Havana, under pressure from US President Donald Trump, had decreed two days of tribute for the men, some of whom had been assigned to Maduro’s protection team.
Twenty-one of the soldiers were from the Cuban interior ministry, which oversees the intelligence services, officials have said. The others were from the military.
President Miguel Diaz-Canel and Castro, the 94-year-old retired former Cuban leader, were present in full military uniform to receive the soldiers’ remains early Thursday.
Their urns, draped in Cuban flags, were unloaded from a plane at Havana’s Jose Marti International Airport, according to footage broadcast on state TV.
At the event, Interior Minister General Lazaro Alberto Alvarez expressed the country’s respect and gratitude for the soldiers he said had “fought to the last bullet” during US bombings and a raid by US special forces who seized Maduro and his wife from their Caracas residence on January 3.
“We do not receive them with resignation; we do so with profound pride,” the minister added, and said the United States “will never be able to buy the dignity of the Cuban people.”
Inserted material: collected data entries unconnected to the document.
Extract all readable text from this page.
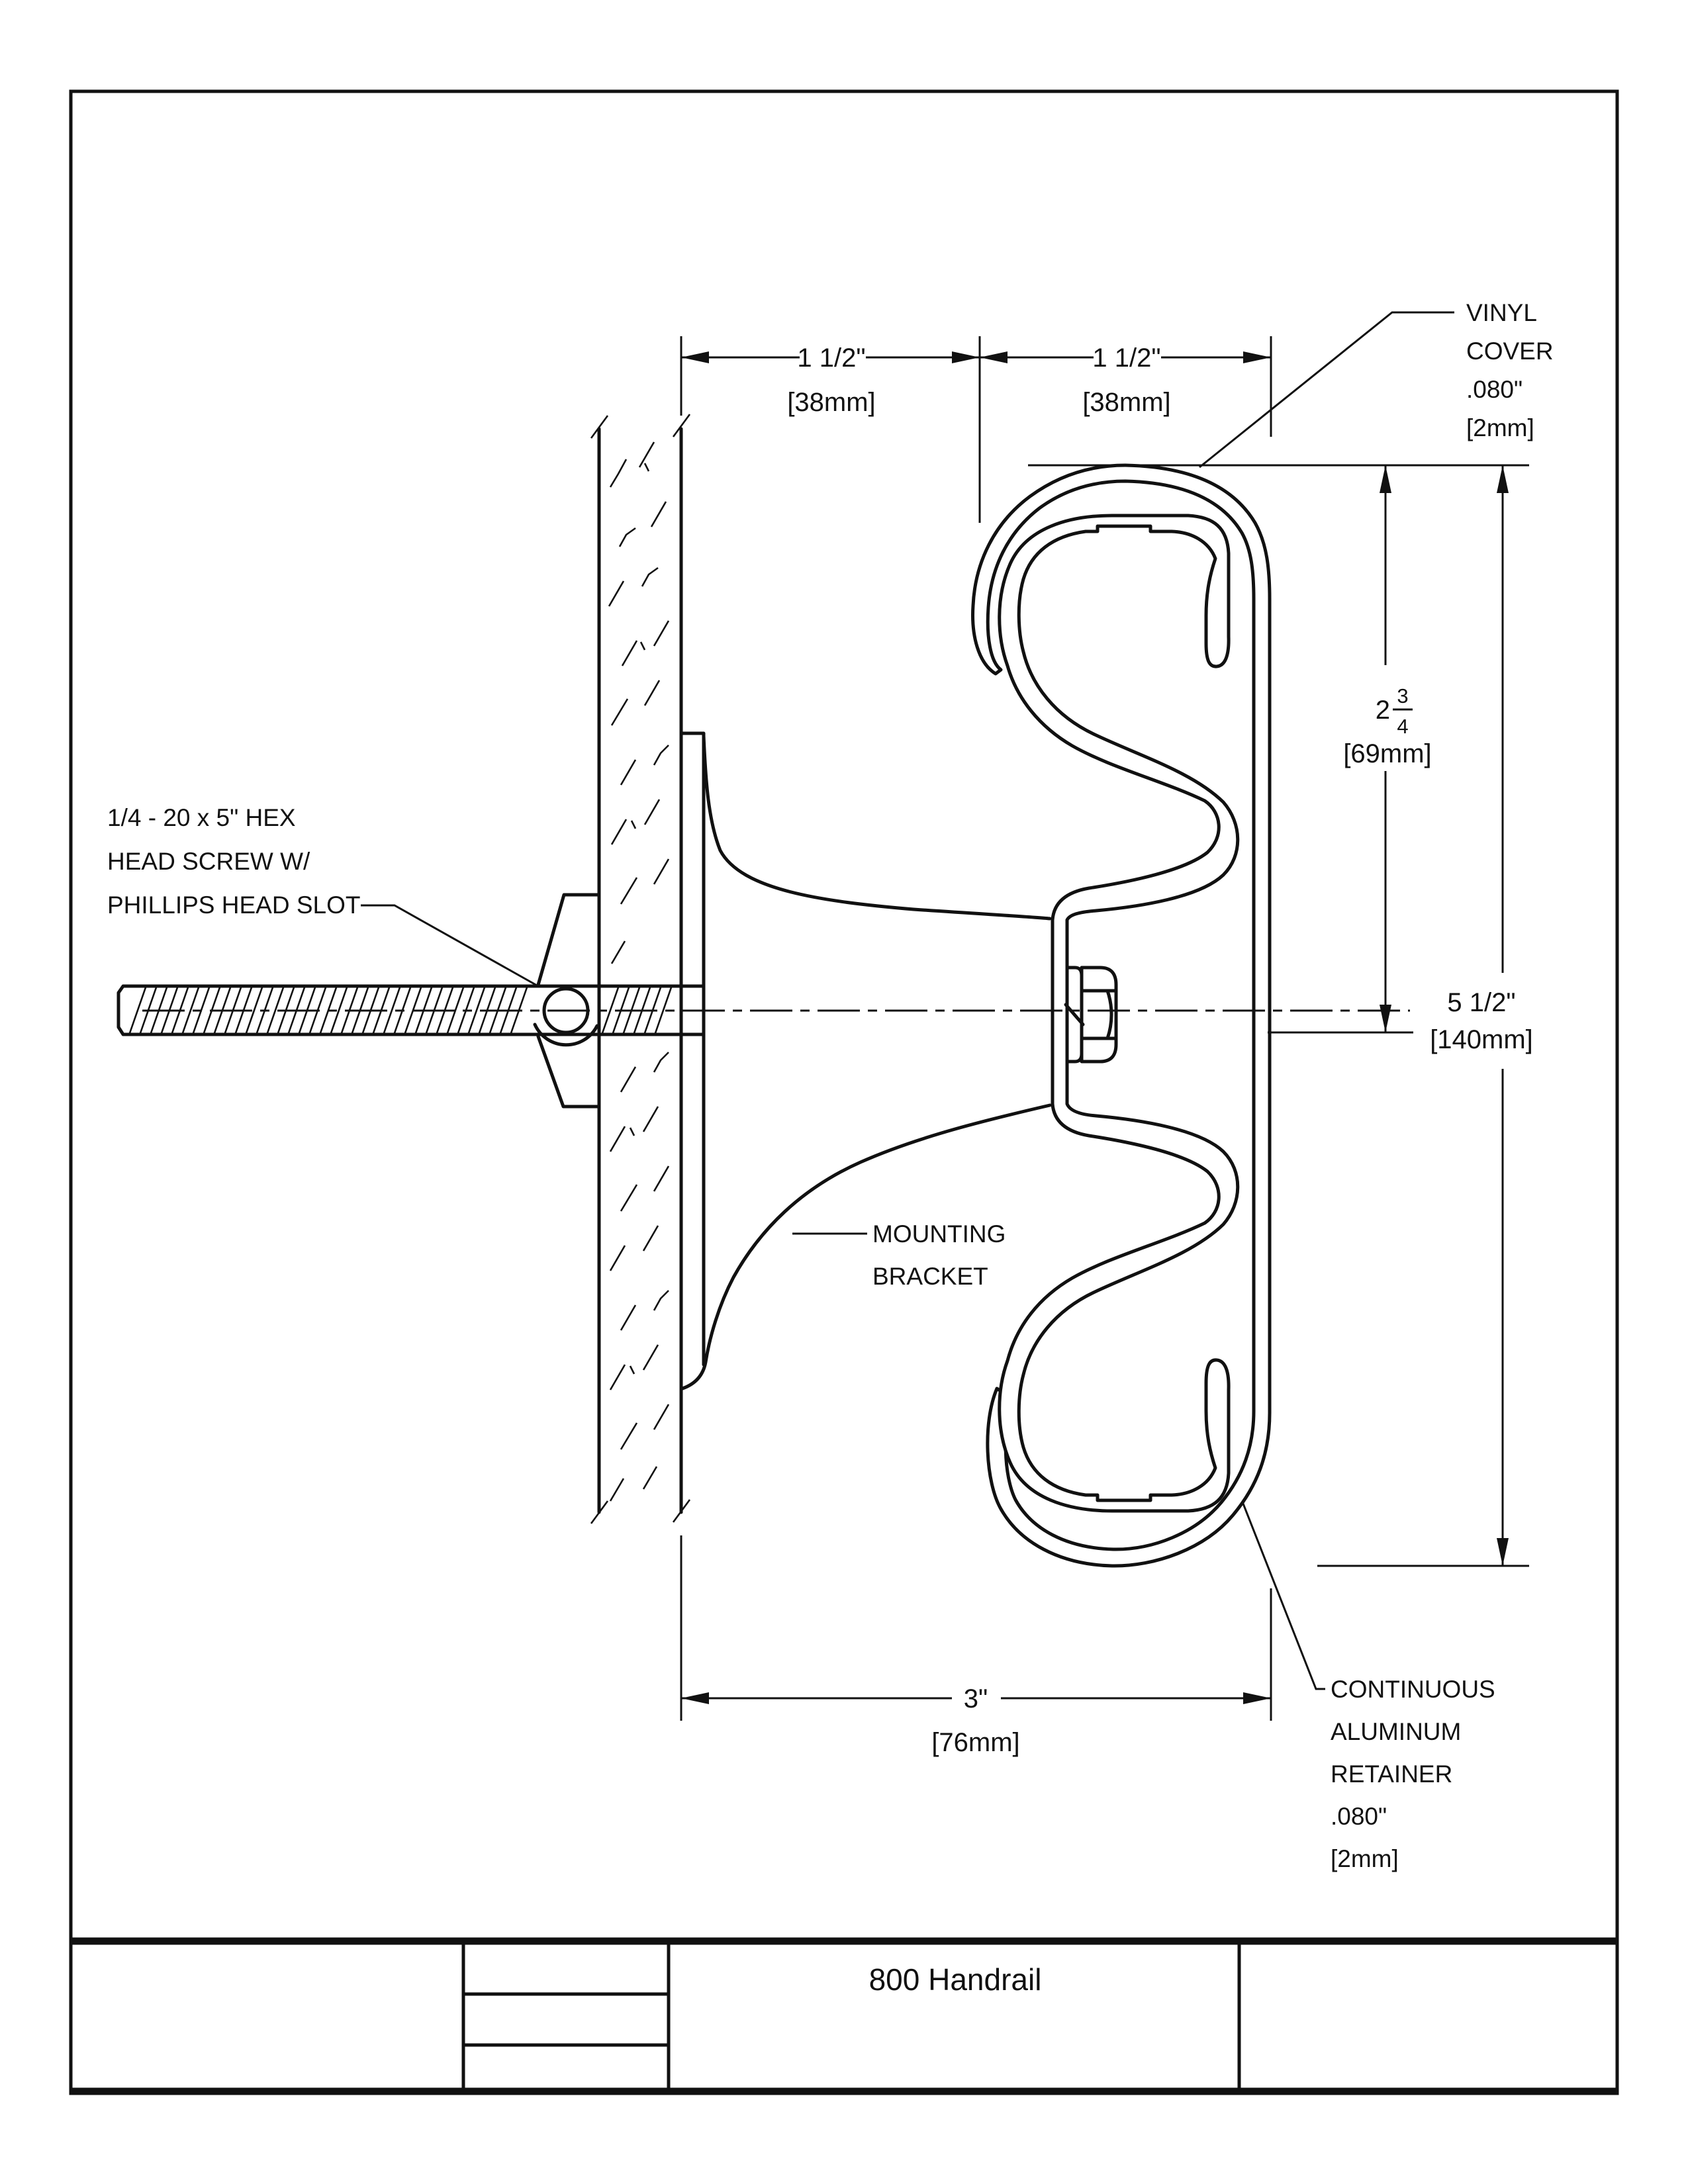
1 1/2"
[38mm]
1 1/2"
[38mm]
2 3
4
[69mm]
5 1/2"
[140mm]
3"
[76mm]
VINYL
COVER
.080"
[2mm]
1/4 - 20 x 5" HEX
HEAD SCREW W/
PHILLIPS HEAD SLOT
MOUNTING
BRACKET
CONTINUOUS
ALUMINUM
RETAINER
.080"
[2mm]
800 Handrail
The soldiers’ bodies were then transported in Jeeps to the Ministry of the Revolutionary Armed Forces, with Cubans lining the streets and applauding the procession.
Residents of the capital can pay their respects throughout the day, which will close with a gathering outside the US embassy in Havana.

‘Manipulation’

The homage serves as an opportunity for Cuba to make a display of national unity at a time it is batting away pressure from US President Donald Trump.
Trump on Sunday urged Cuba to “make a deal,” the nature of which he did not divulge, or face the consequences.
The Republican president, who says Washington is now effectively running Venezuela, has vowed to cut off all oil and money that Caracas had been providing to ailing Cuba.
Cuba, which is struggling through its worst economic crisis in decades, has reacted defiantly to the US threats even as it reels from the loss of a key source of economic support.
Havana has dismissed as “political manipulation” a US announcement of humanitarian aid for victims of Hurricane Melissa, which hit last October and killed nearly 60 people across the Caribbean.
“The US government is exploiting what might seem like a humanitarian gesture for opportunistic purposes and political manipulation,” Cuba’s foreign ministry said in a statement in response.
It added Washington had not been in touch about the delivery, which it would welcome “without conditions.”
Jeremy Lewin, the senior US official for foreign assistance, on Thursday cautioned Havana not to “politicize” the help.
“We look at this as the first, the beginning of what we hope will be a much broader ability to deliver assistance directly to the Cuban people,” he said.
US-Cuba relations have been tense for decades but hit a new low after the US capture of Maduro and his wife.
Twenty-three Venezuelan soldiers were also killed in the US strike that saw Maduro and his wife whisked away to stand trial in New York on drug-trafficking charges.